Al centro della strategia di Xiaomi c’è la volontà di offrire una piattaforma software sempre più coesa, capace di connettere in modo intelligente e fluido ogni elemento dell’ecosistema. HyperOS 3 nasce infatti come risposta alla crescente domanda di interoperabilità tra dispositivi: la nuova versione sarà in grado di garantire una connessione senza precedenti tra smartphone, tablet, televisori e prodotti IoT, rendendo la gestione quotidiana più semplice, intuitiva e priva di interruzioni.
Ottimizzazione delle performance
L’azienda ha posto particolare attenzione all’ottimizzazione delle performance, introducendo una interfaccia utente completamente ridisegnata. L’obiettivo è offrire animazioni più fluide, una maggiore stabilità del sistema e una reattività superiore, elementi fondamentali per una user experience moderna e all’altezza delle aspettative degli utenti più esigenti. Con HyperOS 3, si assiste a un ulteriore distacco dalla storica MIUI, segnando una nuova era nell’approccio software del brand.

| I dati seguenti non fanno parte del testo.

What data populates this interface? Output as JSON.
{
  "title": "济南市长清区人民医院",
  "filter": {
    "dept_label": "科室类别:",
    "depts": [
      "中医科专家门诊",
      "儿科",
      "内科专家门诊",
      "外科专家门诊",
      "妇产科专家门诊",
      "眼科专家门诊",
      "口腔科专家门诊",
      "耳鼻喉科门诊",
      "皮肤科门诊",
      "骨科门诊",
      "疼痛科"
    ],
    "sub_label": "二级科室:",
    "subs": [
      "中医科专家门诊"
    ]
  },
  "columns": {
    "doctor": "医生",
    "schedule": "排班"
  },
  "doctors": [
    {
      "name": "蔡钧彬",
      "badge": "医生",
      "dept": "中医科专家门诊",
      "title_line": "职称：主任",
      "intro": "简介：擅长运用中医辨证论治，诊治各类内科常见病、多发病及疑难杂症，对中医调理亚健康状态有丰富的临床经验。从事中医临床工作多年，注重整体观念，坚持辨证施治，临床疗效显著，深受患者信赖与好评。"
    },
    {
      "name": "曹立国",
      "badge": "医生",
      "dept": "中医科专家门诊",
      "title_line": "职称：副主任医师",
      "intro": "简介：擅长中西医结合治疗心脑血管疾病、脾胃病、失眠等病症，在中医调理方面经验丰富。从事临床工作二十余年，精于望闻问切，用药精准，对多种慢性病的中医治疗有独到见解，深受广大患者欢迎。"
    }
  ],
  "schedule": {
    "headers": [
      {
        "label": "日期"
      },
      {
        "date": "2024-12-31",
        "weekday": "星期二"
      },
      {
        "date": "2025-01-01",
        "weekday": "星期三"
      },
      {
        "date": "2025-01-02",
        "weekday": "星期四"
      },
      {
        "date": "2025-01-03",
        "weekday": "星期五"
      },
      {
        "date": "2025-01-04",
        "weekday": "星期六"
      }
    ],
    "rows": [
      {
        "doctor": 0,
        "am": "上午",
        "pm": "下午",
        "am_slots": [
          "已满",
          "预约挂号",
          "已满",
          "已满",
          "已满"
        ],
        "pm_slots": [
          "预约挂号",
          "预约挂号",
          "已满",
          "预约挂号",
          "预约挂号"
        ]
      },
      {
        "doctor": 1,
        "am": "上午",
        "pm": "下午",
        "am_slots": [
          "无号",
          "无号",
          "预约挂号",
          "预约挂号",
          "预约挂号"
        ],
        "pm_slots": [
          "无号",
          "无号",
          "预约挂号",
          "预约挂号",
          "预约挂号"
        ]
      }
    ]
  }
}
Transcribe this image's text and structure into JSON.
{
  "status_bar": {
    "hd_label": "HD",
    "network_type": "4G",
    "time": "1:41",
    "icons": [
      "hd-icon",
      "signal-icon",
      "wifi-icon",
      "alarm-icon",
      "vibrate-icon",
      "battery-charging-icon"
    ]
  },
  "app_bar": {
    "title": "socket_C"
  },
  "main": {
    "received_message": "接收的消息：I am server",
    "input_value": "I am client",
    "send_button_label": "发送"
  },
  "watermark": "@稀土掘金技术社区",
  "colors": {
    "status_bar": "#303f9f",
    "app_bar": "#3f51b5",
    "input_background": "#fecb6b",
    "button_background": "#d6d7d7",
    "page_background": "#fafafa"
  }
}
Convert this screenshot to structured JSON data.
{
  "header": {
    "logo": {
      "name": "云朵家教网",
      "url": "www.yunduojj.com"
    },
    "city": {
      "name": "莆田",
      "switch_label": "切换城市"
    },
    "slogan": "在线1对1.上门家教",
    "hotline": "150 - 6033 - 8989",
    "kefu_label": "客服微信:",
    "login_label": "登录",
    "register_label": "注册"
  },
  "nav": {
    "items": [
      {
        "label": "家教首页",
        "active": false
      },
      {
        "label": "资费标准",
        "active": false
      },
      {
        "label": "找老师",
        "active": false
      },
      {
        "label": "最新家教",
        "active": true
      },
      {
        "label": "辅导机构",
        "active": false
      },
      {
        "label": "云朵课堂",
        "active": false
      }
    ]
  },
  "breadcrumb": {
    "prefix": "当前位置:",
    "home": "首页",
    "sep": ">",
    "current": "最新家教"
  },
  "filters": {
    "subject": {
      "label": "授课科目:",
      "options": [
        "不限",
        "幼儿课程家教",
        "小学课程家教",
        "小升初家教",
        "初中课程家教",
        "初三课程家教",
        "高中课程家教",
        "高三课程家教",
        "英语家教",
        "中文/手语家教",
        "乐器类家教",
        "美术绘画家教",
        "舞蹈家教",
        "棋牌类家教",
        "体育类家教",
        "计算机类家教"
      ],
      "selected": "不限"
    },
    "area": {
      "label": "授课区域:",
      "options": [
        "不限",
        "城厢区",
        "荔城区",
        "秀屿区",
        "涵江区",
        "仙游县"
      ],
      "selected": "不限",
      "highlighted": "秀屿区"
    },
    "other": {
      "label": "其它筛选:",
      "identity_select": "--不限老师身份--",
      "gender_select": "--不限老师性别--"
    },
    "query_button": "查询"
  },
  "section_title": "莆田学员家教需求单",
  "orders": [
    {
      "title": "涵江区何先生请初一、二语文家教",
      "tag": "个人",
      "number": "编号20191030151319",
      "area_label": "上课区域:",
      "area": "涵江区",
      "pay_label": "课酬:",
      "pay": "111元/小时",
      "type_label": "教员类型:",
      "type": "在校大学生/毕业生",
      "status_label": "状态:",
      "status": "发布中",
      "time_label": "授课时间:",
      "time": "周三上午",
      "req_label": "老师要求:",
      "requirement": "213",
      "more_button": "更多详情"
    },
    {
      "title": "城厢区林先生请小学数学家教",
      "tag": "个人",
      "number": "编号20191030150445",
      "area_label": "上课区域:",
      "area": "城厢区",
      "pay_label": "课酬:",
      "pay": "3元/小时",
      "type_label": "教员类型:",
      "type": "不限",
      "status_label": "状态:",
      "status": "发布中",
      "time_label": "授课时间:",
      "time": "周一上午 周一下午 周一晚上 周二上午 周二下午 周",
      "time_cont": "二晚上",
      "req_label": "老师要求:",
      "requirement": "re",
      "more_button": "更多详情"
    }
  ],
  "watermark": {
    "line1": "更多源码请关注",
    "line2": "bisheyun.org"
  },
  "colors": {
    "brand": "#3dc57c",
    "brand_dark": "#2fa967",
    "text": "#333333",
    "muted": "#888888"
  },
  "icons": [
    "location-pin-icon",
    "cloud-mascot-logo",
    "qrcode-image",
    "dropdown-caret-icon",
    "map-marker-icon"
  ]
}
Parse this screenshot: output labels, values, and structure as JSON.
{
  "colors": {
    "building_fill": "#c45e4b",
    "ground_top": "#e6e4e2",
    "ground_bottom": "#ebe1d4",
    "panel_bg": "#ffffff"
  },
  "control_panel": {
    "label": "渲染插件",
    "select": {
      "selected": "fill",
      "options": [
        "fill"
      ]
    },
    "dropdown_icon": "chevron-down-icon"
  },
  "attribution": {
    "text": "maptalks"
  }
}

I dispositivi che riceveranno l'update
La distribuzione dell’aggiornamento seguirà una strategia graduale, pensata per garantire un rilascio ottimale sui dispositivi di punta. Ecco la lista dei modelli
- Xiaomi 15 Ultra,
- Xiaomi 15 Pro,
- Xiaomi 15,
- Xiaomi 15T Pro (non ancora ufficializzato)
- Xiaomi 14T Pro
- Redmi K80 Ultra (non destinato al mercato italiano)
- Redmi K70 Ultra (non destinato al mercato italiano)
Attesa per gli altri rollout
Per tutti gli altri dispositivi compatibili, tra cui anche modelli POCO e altre varianti, l’attesa si protrarrà fino alla fine del 2025 o all’inizio del 2026, a conferma di una pianificazione che privilegia la qualità e la stabilità rispetto alla velocità di rollout. Questa scelta mira a garantire che ogni device possa beneficiare delle innovazioni di HyperOS 3 senza compromessi, riducendo al minimo eventuali problemi tecnici o incompatibilità.